Once I decided to pull myself out of the hole I created, I tied up my sneakers (yay!) and headed to Home Plus. I did some random shopping there, hoping that any electronic would jump out at me and provide some sort of entertainment, but to no avail. I did stand in the rice cooker aisle for about five minutes, faking out the clerk. It's impossible to shop without someone being more than five feet away for assistance (theft-prevention) purposes. I really need a picture of the entire aisle of rice cookers, though, it's unfathomable back home. After buying more crap to send home to my sister (when did I start shopping for my sister all the time?), I walked over to Outback. (You have no idea the joy I take in typing the words, I walked.) It was hard being seated alone in the midst of so many families, but after a few seconds I was good and enjoyed my pasta and Coke. I was even served by the manager! Tipping is verrrry uncustomary in Korea, but it's Christmas, so I left a full 25% and felt quite pleased.
After dinner, I paused and looked up where I knew the movie theater to be. I said to myself, Self, do you want to go home all depressed just to eat the rest of Sara's cookies? Or are you going to try something fun even though you're a little bummed out? I gave it a shot, and I got there with ten minutes to spare before Yes Man started to play. The movie was really good, and kind of reinforced my decision to be here in Korea.
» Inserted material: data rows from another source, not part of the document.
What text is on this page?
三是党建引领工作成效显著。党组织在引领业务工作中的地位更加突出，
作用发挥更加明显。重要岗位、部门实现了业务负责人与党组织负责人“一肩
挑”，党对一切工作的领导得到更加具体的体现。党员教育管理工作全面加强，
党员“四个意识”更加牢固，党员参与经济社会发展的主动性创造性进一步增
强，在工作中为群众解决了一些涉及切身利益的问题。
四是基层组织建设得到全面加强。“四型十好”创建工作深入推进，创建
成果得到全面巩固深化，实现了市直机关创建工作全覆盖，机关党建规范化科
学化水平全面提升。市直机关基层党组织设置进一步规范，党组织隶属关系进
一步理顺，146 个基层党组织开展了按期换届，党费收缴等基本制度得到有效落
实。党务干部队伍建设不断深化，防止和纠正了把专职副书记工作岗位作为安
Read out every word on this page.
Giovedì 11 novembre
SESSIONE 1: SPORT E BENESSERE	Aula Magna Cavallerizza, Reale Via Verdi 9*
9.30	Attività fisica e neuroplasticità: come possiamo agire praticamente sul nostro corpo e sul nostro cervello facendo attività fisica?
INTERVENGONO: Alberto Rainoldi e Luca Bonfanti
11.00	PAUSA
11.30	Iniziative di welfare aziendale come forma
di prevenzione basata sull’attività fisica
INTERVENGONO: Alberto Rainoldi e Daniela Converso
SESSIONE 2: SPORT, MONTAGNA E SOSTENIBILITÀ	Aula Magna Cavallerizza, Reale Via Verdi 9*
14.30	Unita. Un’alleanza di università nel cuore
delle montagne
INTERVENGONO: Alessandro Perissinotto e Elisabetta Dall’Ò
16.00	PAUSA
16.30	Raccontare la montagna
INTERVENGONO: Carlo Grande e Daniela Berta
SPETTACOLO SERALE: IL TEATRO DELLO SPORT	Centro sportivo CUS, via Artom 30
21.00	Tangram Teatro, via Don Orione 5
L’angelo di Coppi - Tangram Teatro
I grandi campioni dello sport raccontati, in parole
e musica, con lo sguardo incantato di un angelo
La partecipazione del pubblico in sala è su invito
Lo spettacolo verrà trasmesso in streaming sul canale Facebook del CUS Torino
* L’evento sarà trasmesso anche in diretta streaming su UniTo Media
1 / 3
Something kind of cute about the movie is, Jim Carrey's character decided to learn Korean, and everyone in the audience perked up the same way my family perks up when Montana is mentioned in a movie. They really liked part of the movie being in Korean (probably 90 seconds worth), and I liked that it was in English subtitles when necessary.
Afterward I walked all the way home. I stumbled once, and it didn't hurt! I cried out in fear that it would 1) hurt, or 2) break, but it did neither to my pleasant surprise. And when I got home, my mom was already up and ready to talk to her first born, which really brought the day to a soothing close.